My Chemo in a Nut Shell

Being almost 40 days out from MY LAST CHEMO feels A-mazing! My energy level is always increasing, but I have noticed that I have an issue sleeping in WAY later than I would almost every morning. I am not sure if it is my body just recuperating from all the crap I have put it through since June or the fact that I stay up till around 3am. I'm going to say a little of both. There have been a few nights that I have gone to bed early (12am-1am) and still feel like I'm not getting enough sleep. I'm sure with time I will get over that.

It is weird thinking how fast my journey has gone. It has been almost EIGHT months since I was diagnosed and it feels like just yesterday. I have had more appointments, surgeries and procedures then I know what to do with and the time just flies by! I feel like my experience through chemo, the side effects that I felt weren't nearly as bad as some people that I know going through this. I had moments through the Adriamyacin and Cytoxin (first four treatments) that I felt nauseous, extremely tired and like a bag of crap, but with help from an anti-nausea patch I was able to manage the nausea pretty well.  The exhaustion, well I just slept.  Then came the Taxol and Herceptin (my last four treatments), where the pain I felt in my legs was like no other, but managed that with Tylenol and a heating pad.

Don't get me wrong, although I felt decent through my treatment, it's not like I was running marathons. Actually I never ran marathons anyways, but you catch my drift, right?  For the first two days I felt pretty good, from the steroids, then things would go down hill on the evening of the second night, but it was manageable once I figured out the routine. I just stayed cuddle up on the couch, with my blanket, a heating pad, something to drink, the remote, my pup June and the hubs when he was home.

I had all these plans before I started chemo to eat super healthy.  That was shot down once I realized my taste buds were crap.  I love Mt. Dew and I was so sad when it tasted like I was drinking pure salt.  PURE SALT.  Gross.  But it was a good gauge as to when I was getting them back because once the Mt. Dew started to taste good again then I knew they were on their way back.  During my treatments there weren't many foods that tasted good to me, mostly just pasta, donuts and Coke. And I only preferred spaghetti, even though it gave me heartburn really bad, it tasted delicious and was SO worth it.

Everyone has different experiences through their chemo, but my one recommendation is to listen to your body.  When I was tired.  I slept.  If I was hungry, I ate and ate what I could.  If all I could eat was nachos or ice cream, (weird combo you would almost think I was pregnant by those cravings) then that's what I ate.  I drank water when I wanted and I definitely should have drank more.  If I was feeling good I would have a beer or two, or three...depending.  If I had energy I would conserve it because I learned that if I tried to push myself too much I would pay for it.  My energy would come and go, and definitely wouldn't last more than 30 minutes.  I used most of my energy on doing the laundry.  It never got fully put away during the weeks of my chemo, and we would wear the clothes before they even had a change to be hung, but at least we had clean clothes and that is what matters.  Our house was messy during that time, but I knew that clean clothes were more important, so that's what I spent my energy on.  If the garbage needed to go out, I could manage to get it as far as just outside the back door and I was spent. But the hubs would take it the rest of the way for me once I got home.  We had dirty dishes, the floors needed to be swept, bills needed to be paid but I saved that for the week that I was feeling good and had the energy to take it on.  I also tried to get AS much around the house to prep for my next treatment because frankly those weeks the house looked like a tornado went through.  Tornado Emily.
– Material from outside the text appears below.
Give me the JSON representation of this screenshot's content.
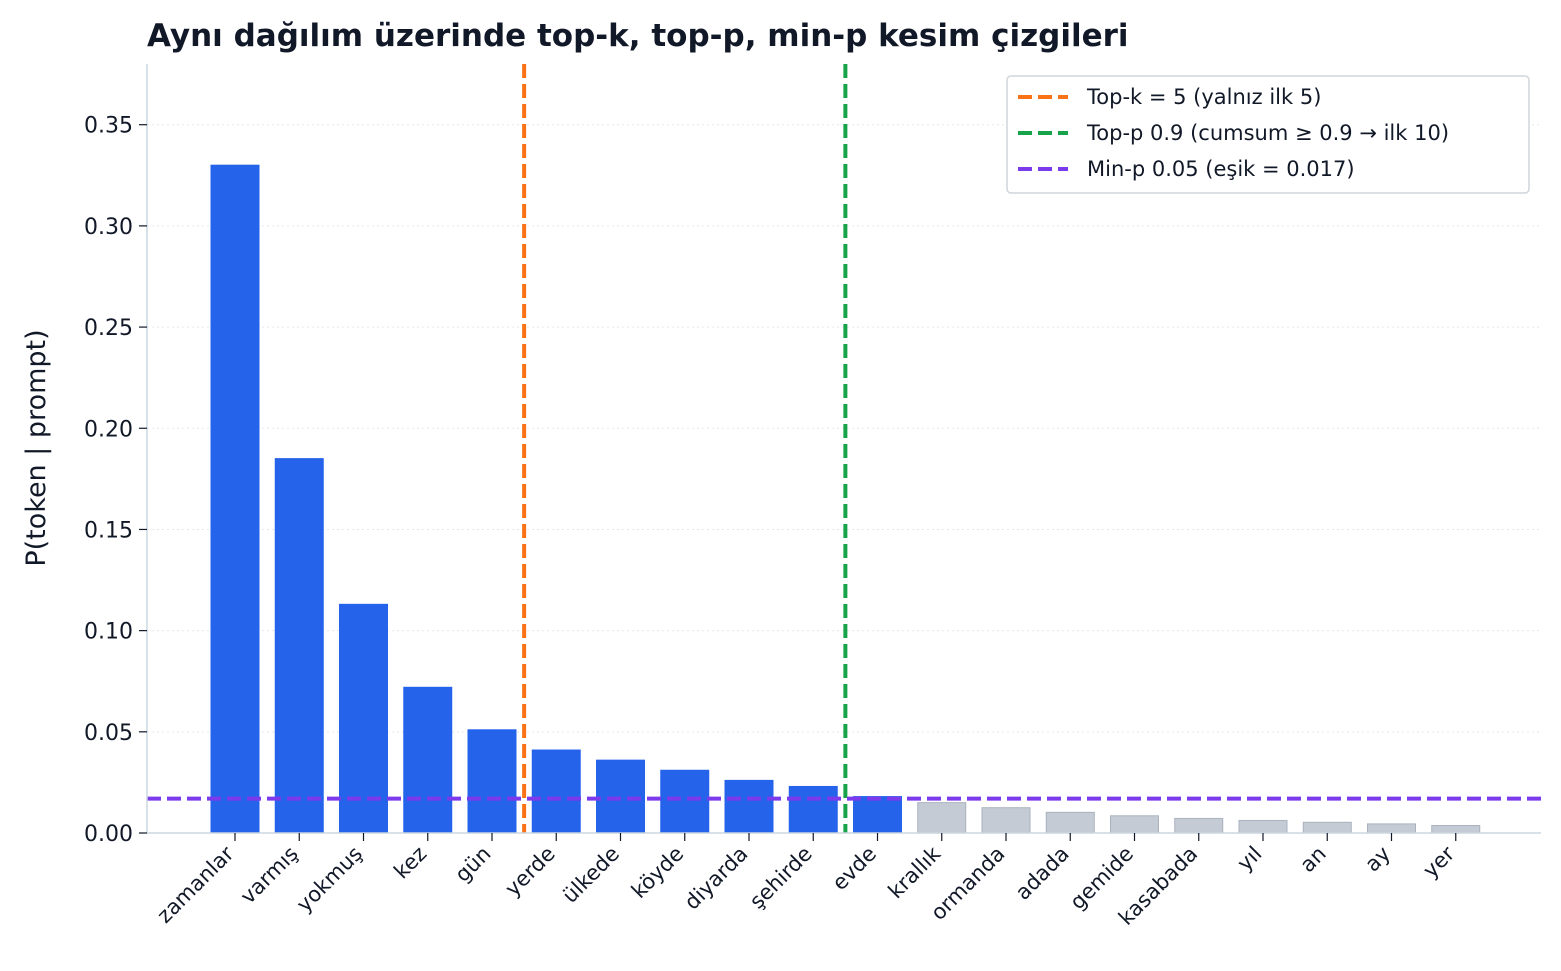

My husband was amazing during this time.  I'm stubborn and wanted to be able to do everything I could before, and when I couldn't he would most definitely pick up the slack!

June wouldn't leave my side once I had gone through chemo. It's like she could smell it on me, or smell that something was wrong. She was always a mommas girl, but during chemo and ever since I was diagnosed she has been practically stuck to me like glue.

I went to the bathroom, she followed, sat back down, she was right there, went upstairs to change into comfy clothes, she followed, I took a shower, she would lay on the floor in the bathroom waiting for me. If she had to go outside to go to the bathroom she would go as quick as she could so she could come back in to keep an eye on me. If I was sad or crying she would, and I'm not kidding, she would give me a hug. Literally she was my shadow and I loved it.

I forgot to get a picture of "chemo #2", but I was losing my hair and not feeling the greatest about how it was falling out.

I stayed positive through each and every treatment, no matter what happened and when I was feeling my worst, I told myself that my body has to go through hell to be alright and kick cancers ass!